Le groupe chi’ite fut ainsi le premier à utiliser des attentats suicides contre les forces israéliennes et occidentales au Liban. Un de ses organisateurs, Imad Moghniya, fut responsable de dizaines d’attentats meurtriers contre des civils arabes, occidentaux et israéliens. Jusqu’au retrait de Tsahal du sud du Liban en 2000, le Hezbollah mena une guérilla en attaquant les bases israéliennes. Le but de la présence militaire israélienne au Liban dans les confins de la « zone de sécurité » depuis 1985 avait pour objectif de protéger le nord d’Israël qui demeurait exposé aux lancements de roquettes Katioucha par les groupes armés palestiniens ainsi que par le Hezbollah depuis 1985. Enfin, les bases israéliennes n’ont pas réussi à empêcher des salves de roquettes envoyées par le groupe chi’ite.
Cependant, les activités du Hezbollah contre des intérêts israéliens ou juifs ne se limitaient pas au Liban, mais s’étendaient jusqu’en Amérique Latine ou résident des communautés chi’ites libanaises, particulièrement en Argentine et au Paraguay. Le 17 mars 1992, un terroriste appartenant au Jihad islamique fit exploser une voiture piégée à côté de l’ambassade israélienne à Buenos Aires. 29 civils furent tués. Ce groupuscule, étroitement lié au Hezbollah et à l’Iran, perpétra cet attentat suicide en représailles à la liquidation du leader du Hezbollah, Abbas Moussaoui, en février 1992 par Israël. Le 18 juillet 1994, un autre attentat à la voiture piégée démolit le bâtiment de la communauté juive de Buenos Aires avec un bilan de 84 morts et 230 blessés. Quelques dirigeants iraniens tels que Hachemi Rafsandjani et Ali Fallahian furent suspectés d’avoir commandité cette attaque au travers d’Imad Moghniya et d’autres membres du Hezbollah .
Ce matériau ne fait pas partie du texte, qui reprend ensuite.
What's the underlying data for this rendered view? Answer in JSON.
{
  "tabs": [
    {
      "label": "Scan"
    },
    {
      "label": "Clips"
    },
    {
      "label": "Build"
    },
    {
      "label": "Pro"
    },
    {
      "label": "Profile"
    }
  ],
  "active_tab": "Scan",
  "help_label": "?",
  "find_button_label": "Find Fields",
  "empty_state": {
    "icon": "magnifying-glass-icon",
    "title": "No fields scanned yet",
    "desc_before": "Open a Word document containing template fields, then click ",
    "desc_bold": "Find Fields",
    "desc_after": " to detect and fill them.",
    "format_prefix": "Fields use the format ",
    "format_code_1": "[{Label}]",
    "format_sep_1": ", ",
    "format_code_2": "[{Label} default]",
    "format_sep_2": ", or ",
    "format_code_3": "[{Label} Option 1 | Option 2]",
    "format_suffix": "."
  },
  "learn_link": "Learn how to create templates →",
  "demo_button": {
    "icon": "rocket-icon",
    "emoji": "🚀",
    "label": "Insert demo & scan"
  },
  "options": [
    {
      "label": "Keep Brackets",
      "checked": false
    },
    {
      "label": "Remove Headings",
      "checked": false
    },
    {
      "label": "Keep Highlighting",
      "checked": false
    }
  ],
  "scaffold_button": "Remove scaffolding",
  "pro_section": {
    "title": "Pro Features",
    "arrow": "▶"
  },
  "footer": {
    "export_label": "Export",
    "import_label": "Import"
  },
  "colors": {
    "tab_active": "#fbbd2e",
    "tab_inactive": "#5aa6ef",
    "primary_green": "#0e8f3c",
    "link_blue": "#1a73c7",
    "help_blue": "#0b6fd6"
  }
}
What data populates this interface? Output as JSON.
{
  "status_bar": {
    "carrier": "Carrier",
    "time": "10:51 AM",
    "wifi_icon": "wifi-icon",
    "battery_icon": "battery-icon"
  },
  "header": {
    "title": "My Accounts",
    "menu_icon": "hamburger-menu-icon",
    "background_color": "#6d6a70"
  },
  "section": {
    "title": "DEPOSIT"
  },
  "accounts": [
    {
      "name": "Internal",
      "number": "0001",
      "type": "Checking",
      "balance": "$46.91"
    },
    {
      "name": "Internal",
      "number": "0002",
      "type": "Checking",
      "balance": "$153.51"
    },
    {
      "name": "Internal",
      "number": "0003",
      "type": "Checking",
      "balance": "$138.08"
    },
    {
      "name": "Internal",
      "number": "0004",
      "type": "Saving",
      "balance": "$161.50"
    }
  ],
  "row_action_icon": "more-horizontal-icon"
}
Mais ce n’est qu’après la guerre de 2006 que les dirigeants israéliens se sont mis à considérer le conflit avec le Hezbollah comme une extension du conflit avec l’Iran. Avant les années 2000, l’Iran ne suscitait en effet pas beaucoup l’intérêt du public en Israël, même en tant que menace sécuritaire. Le négationnisme antisémite, l’appui militaire actif au Hamas et au Jihad islamique à Gaza ainsi que le programme nucléaire et le déploiement de « l’Axe de Résistance » en Syrie à proximité des frontières israéliennes ont de fait modifié la vision israélienne de l’Iran.
Dorénavant, le régime iranien est donc perçu comme une menace stratégique sinon existentielle pour Israël. Selon l’estimation des renseignements israéliens et occidentaux, l’arsenal du Hezbollah compte actuellement pas moins de cent mille roquettes et missiles, y compris des missiles dotés de guidage précis. De ce fait, le Hezbollah est devenu capable de frapper durablement les principaux foyers de populations israéliennes .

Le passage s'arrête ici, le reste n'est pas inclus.